1AAPOR response rate number 4 refers to the method by which the response rate was calculated for the survey. The American Association for Public Opinion Research has created standardized definitions of response rates, which distinguish between response rates and cooperation rates, cover household, telephone, mail, and Internet modes of administration, discuss the criteria for ineligibility, and specify methods for calculating refusal and noncontact rates. As a result, response and nonresponse rates can now be successfully compared across surveys of different topics and organizations. In addition, these definitions and their widespread acceptance have resulted in a greater willingness of researchers to report low response rates. AAPOR recommends that researchers include in their survey reports the response rate, computed according to the appropriate AAPOR formula—in this case the appropriate response rate number 4.
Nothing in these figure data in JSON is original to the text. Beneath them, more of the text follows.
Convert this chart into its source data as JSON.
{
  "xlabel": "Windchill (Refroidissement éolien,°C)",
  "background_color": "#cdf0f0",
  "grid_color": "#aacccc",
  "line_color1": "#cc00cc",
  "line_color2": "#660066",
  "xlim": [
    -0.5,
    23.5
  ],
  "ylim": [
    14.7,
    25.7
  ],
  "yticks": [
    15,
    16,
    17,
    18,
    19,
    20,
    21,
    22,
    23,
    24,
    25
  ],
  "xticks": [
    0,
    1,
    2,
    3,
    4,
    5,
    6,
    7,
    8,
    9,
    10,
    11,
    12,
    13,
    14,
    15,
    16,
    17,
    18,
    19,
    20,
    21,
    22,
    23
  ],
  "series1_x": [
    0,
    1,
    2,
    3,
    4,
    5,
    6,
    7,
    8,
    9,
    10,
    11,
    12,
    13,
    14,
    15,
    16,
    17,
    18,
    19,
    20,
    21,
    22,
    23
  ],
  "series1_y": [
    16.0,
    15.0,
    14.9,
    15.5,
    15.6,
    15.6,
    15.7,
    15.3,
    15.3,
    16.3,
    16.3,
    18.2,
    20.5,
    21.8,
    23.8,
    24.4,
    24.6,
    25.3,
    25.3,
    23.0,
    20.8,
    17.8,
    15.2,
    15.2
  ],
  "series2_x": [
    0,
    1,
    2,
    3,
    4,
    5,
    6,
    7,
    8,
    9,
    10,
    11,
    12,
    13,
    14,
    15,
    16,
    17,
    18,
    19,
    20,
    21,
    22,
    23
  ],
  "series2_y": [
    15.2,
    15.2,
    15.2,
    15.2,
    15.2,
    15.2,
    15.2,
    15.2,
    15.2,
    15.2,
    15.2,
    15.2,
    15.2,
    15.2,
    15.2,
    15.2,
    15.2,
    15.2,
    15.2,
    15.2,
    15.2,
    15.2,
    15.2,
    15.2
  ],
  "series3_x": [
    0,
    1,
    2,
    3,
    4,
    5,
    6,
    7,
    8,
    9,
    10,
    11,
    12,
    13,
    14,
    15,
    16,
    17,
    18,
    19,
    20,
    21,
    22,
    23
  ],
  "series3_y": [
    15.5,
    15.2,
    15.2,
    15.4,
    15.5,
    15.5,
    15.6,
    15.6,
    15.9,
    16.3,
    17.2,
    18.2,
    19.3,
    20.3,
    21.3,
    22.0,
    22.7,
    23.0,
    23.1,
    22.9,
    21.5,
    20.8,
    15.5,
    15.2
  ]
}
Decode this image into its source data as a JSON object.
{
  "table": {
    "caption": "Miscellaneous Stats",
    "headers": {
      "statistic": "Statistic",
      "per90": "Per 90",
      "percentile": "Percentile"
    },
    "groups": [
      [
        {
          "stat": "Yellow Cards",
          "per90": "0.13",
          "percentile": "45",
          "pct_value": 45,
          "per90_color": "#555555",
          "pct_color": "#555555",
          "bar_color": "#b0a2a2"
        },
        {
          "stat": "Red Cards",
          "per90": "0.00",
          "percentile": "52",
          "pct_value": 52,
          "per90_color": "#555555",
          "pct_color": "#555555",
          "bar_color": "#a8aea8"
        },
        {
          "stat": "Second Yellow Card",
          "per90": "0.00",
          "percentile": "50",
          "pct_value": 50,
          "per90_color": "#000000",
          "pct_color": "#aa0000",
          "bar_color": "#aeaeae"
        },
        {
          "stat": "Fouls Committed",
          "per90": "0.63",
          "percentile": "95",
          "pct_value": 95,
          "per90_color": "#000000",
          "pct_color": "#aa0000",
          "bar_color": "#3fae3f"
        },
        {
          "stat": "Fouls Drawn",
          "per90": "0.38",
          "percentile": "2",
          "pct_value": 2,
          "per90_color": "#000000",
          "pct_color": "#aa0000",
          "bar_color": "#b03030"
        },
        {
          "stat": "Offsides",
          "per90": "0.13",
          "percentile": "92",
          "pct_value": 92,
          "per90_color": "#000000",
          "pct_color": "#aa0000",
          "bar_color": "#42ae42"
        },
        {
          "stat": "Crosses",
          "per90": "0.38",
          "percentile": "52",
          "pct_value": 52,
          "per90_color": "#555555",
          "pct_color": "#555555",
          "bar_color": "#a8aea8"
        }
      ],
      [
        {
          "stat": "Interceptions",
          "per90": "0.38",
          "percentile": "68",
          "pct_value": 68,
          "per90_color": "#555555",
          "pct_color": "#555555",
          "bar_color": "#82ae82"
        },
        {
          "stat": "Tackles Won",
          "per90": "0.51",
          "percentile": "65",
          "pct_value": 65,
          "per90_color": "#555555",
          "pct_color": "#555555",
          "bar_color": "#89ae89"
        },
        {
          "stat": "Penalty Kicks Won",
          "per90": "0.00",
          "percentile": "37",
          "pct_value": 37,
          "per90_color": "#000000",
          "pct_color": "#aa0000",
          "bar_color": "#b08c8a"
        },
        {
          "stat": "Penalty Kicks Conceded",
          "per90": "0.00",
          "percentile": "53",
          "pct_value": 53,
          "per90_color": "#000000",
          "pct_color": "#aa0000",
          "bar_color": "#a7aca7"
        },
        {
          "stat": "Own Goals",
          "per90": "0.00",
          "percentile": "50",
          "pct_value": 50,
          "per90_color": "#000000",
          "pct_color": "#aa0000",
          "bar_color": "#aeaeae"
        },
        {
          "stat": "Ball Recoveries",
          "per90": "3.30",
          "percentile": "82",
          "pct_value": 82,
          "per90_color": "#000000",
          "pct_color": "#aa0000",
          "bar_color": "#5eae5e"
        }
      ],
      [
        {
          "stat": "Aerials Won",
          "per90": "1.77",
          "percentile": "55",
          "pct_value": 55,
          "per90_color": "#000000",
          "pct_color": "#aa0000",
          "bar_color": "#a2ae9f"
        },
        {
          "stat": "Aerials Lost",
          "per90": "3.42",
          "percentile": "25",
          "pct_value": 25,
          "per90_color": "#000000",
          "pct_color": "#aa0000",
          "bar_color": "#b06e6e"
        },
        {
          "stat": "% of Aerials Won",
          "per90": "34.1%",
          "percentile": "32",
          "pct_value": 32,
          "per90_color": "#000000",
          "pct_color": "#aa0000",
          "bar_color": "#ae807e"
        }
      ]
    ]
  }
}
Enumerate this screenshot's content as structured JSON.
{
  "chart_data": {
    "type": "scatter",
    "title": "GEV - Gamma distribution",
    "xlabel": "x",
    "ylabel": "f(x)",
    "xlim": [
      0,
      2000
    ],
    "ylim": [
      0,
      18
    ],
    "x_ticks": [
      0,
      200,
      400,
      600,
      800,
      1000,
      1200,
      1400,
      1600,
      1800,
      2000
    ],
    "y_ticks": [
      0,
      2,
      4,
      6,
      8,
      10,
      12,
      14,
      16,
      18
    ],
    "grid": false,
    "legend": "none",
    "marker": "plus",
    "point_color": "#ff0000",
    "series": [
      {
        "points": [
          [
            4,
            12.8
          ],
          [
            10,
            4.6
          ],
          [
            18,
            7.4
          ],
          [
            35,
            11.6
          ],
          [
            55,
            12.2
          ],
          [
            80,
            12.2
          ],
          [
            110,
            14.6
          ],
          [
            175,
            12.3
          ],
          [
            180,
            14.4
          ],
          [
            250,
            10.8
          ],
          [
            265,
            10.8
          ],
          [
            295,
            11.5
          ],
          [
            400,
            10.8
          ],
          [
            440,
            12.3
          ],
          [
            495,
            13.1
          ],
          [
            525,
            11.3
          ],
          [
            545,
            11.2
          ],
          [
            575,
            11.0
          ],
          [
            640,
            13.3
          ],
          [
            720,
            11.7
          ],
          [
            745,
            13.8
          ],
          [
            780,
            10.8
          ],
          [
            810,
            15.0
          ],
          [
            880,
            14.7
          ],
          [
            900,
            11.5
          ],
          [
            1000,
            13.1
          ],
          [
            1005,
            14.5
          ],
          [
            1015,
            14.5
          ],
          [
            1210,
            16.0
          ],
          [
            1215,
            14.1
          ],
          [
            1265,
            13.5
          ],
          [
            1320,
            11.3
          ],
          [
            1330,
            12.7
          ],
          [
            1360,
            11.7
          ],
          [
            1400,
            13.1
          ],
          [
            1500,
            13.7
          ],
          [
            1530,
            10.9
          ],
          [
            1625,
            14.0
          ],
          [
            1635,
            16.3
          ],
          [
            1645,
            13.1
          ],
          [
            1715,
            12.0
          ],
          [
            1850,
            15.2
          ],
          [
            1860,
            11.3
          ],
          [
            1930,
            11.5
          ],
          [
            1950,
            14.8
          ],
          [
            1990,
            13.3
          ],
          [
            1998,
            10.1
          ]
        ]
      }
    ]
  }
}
2We used only one's own education levels in testing the association of education with information seeking done by friends and family as well as by oneself, assuming that our respondents' family and friends have similar levels of education. This assumption is based on the “homophily,” which refers to “the principle that a contact between similar people occurs at a higher rate than among dissimilar people” (CitationMcPherson, Smith-Lovin, & Cook, 2001, p. 416). Since social scientists started systematically observing people's social networks and group formations in the 1920s and 1930s, scholars have remarkably consistently detected substantial homophily by sociodemographic, behavioral, and psychological characteristics (CitationMcPherson et al., 2001).